A huge part of success in social media lies in setting realistic expectations. Said Gutman, “At Library Hotel Collection, to minimize negative comments we ensure that descriptions on our website and OTAs are as authentic and honest as possible.”

As an example, she cited the “Petite” room category at the Casablanca Hotel. “Is it bad marketing to tell our guests these rooms are small?” she asked. “I don’t think so. Why mislead them? If I don’t tell them, they will tell everyone. I’ve disarmed them with a painfully authentic description.”

“If there’s no view,” she said, “we tell them up front there’s no view. We’d rather they be happy somewhere else than unhappy at our hotel. This drives brand loyalty. Also, it helps sell the bigger rooms. And it prevents guests from booking wrong room. So everyone’s happy.”

Gutman also discussed the importance of synergy between operations and the sales and marketing department. “Front desk and all staff are our stars, our secret sauce, who guests will fall in love with and rave about,” she said.

Gutman considers it her job to be their advocate, and to make sure that they have the tools and support they need. “Happy, empowered staff create happy, loyal brand ambassadors who give great reviews. This generates far more demand that I could knocking on doors.”

Strategy #9: Use social media for service

Red Carnation Hotels dominates the charts on TripAdvisor in London, occupying four of the five top positions of over 1,200 hotels. But managing all social channels is important, said Wotton.
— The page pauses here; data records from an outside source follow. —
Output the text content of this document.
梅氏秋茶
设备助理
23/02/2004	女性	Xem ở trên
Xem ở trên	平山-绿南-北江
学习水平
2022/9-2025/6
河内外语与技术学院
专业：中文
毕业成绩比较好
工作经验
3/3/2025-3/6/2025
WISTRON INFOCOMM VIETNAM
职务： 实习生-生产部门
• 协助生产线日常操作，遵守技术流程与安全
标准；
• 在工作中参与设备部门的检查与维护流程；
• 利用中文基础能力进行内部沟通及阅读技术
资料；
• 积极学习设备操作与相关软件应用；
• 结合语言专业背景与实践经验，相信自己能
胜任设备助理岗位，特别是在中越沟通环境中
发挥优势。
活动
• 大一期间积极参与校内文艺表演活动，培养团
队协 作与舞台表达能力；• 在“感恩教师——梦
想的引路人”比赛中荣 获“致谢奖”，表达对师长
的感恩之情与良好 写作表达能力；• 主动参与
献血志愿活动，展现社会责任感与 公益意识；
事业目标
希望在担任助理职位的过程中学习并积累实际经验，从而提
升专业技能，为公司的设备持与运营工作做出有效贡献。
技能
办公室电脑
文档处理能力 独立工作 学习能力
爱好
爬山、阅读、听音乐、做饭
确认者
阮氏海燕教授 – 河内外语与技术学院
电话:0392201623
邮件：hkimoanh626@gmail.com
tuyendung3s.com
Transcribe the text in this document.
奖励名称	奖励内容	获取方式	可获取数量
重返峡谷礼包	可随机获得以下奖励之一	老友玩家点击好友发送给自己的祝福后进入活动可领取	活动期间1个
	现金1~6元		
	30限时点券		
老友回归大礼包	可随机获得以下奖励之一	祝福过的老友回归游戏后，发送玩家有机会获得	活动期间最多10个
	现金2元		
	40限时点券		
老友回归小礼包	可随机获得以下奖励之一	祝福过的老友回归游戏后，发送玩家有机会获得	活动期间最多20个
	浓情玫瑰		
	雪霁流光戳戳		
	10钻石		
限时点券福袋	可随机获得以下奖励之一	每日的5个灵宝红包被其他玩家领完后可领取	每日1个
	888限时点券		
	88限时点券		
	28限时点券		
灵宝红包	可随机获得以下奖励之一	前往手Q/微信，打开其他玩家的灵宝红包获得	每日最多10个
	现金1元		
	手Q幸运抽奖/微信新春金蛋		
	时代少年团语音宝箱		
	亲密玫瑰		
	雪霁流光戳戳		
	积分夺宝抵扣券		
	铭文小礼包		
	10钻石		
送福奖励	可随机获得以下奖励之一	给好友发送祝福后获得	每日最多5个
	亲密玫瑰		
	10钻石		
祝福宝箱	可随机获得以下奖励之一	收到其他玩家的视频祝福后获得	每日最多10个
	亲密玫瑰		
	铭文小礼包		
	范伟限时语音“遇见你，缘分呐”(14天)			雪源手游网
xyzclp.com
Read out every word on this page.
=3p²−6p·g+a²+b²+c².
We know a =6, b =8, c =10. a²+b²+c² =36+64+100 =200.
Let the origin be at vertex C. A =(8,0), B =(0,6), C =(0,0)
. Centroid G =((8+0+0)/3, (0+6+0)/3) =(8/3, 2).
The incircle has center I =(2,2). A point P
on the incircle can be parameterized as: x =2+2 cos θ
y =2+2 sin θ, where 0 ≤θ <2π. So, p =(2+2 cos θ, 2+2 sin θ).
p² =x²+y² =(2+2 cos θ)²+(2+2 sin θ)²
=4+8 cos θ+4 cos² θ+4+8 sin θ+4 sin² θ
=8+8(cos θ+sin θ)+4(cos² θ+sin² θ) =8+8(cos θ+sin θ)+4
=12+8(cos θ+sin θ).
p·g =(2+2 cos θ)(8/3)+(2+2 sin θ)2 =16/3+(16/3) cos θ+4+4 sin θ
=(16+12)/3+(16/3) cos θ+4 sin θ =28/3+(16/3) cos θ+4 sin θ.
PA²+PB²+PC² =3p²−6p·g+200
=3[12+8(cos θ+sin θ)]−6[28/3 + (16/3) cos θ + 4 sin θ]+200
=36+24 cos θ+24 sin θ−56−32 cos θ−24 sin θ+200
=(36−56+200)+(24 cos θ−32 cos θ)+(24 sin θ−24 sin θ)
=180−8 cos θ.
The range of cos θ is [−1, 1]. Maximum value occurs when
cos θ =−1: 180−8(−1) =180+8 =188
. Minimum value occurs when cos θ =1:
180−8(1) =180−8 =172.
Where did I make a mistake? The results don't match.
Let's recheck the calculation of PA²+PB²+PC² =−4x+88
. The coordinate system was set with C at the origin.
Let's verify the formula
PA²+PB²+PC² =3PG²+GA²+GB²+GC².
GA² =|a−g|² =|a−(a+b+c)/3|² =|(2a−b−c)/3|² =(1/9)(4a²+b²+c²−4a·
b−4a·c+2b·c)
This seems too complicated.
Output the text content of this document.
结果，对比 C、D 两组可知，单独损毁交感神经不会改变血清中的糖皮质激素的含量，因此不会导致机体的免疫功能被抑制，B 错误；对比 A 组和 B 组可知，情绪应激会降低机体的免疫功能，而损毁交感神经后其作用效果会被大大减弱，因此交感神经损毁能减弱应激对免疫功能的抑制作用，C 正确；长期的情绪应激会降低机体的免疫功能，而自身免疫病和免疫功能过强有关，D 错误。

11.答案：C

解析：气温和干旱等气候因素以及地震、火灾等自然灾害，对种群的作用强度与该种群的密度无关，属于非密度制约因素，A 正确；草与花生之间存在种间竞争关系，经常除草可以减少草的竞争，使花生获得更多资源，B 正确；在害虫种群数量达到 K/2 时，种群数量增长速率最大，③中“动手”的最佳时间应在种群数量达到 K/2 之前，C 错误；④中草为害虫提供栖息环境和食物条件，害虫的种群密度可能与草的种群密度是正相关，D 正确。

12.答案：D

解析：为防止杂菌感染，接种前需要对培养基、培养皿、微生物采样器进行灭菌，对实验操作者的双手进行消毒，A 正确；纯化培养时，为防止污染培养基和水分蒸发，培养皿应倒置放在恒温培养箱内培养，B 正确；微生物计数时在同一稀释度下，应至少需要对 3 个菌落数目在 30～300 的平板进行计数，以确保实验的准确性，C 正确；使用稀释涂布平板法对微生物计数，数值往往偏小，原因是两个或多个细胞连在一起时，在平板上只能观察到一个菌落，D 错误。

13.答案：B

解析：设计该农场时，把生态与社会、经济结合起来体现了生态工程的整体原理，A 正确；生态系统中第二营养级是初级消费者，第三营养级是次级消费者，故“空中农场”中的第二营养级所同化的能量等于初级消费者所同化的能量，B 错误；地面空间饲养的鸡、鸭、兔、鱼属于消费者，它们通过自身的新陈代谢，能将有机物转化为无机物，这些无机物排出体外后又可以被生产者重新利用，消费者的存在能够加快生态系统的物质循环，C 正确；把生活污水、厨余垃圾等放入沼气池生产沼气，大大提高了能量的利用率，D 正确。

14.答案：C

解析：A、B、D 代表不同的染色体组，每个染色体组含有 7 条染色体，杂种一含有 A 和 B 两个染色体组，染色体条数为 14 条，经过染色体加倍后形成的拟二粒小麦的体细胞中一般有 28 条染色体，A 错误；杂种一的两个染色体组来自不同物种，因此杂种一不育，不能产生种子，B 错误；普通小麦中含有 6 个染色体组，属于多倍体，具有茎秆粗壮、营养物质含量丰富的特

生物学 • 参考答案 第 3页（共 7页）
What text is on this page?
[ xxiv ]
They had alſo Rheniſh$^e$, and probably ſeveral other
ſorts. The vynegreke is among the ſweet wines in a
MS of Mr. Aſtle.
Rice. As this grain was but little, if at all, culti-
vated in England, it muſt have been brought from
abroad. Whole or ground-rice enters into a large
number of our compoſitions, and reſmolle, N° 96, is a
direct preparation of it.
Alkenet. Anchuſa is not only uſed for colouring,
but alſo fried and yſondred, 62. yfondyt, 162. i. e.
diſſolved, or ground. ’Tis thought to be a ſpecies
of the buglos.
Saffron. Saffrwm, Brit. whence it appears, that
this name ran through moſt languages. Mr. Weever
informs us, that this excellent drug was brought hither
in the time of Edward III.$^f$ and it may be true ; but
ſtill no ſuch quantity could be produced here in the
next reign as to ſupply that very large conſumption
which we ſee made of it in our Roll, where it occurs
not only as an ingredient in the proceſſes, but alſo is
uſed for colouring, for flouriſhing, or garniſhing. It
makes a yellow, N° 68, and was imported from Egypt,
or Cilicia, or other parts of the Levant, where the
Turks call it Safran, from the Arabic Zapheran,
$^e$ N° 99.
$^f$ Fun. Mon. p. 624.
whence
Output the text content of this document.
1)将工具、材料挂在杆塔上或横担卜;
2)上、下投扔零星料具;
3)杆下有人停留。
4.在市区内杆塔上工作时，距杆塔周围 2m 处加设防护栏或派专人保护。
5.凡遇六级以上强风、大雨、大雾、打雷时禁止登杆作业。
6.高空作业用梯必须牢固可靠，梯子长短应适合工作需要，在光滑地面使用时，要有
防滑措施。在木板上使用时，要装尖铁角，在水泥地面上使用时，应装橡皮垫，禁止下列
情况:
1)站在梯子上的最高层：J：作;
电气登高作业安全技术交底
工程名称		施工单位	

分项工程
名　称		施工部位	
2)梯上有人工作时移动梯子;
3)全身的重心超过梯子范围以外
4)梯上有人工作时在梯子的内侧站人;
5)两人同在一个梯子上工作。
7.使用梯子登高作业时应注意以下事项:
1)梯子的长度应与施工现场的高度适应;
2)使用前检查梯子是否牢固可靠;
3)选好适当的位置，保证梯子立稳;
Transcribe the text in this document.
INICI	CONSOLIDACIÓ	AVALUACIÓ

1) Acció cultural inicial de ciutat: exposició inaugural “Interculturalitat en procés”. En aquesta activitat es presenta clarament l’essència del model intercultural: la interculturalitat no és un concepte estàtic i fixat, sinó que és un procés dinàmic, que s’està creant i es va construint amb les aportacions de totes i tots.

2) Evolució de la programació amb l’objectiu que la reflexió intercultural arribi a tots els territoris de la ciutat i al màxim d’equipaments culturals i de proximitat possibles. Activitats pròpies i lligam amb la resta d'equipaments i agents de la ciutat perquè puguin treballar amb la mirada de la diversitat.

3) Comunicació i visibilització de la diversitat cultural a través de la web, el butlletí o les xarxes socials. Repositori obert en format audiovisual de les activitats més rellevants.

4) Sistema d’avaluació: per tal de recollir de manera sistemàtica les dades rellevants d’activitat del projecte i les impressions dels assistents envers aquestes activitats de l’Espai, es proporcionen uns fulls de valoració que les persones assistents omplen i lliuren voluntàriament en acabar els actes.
Increasingly, travelers turn to Facebook and Twitter for service, often in real-time. “We’re looking at implementing an infrastructure and procedures to support the monitoring and responsiveness of these platforms 24/7 next year,” she said.

Wotton acknowledged that not all hotels have the resources for this, but she thinks 24/7 social media coverage is where the industry is heading. “If a guest calls the front desk at 4:00 am, do we ignore it?” For any category of hotel, the key is to provide a consistent level of service online and offline.

Wotton added that 2014 is said to be “the year of help, not hype.”

To that end, her company is focusing on publishing more helpful content on social channels. “We research questions travelers are asking on forums like TripAdvisor and integrate them into our content strategy,” she said.

Strategy #10: Measure performance

Lastly, Cole stressed the importance of measuring performance. “You don’t know if you’re doing well unless you have your goals quantified and are measuring performance against those goal. Measure the gap and either close it or set a new goal,” he said.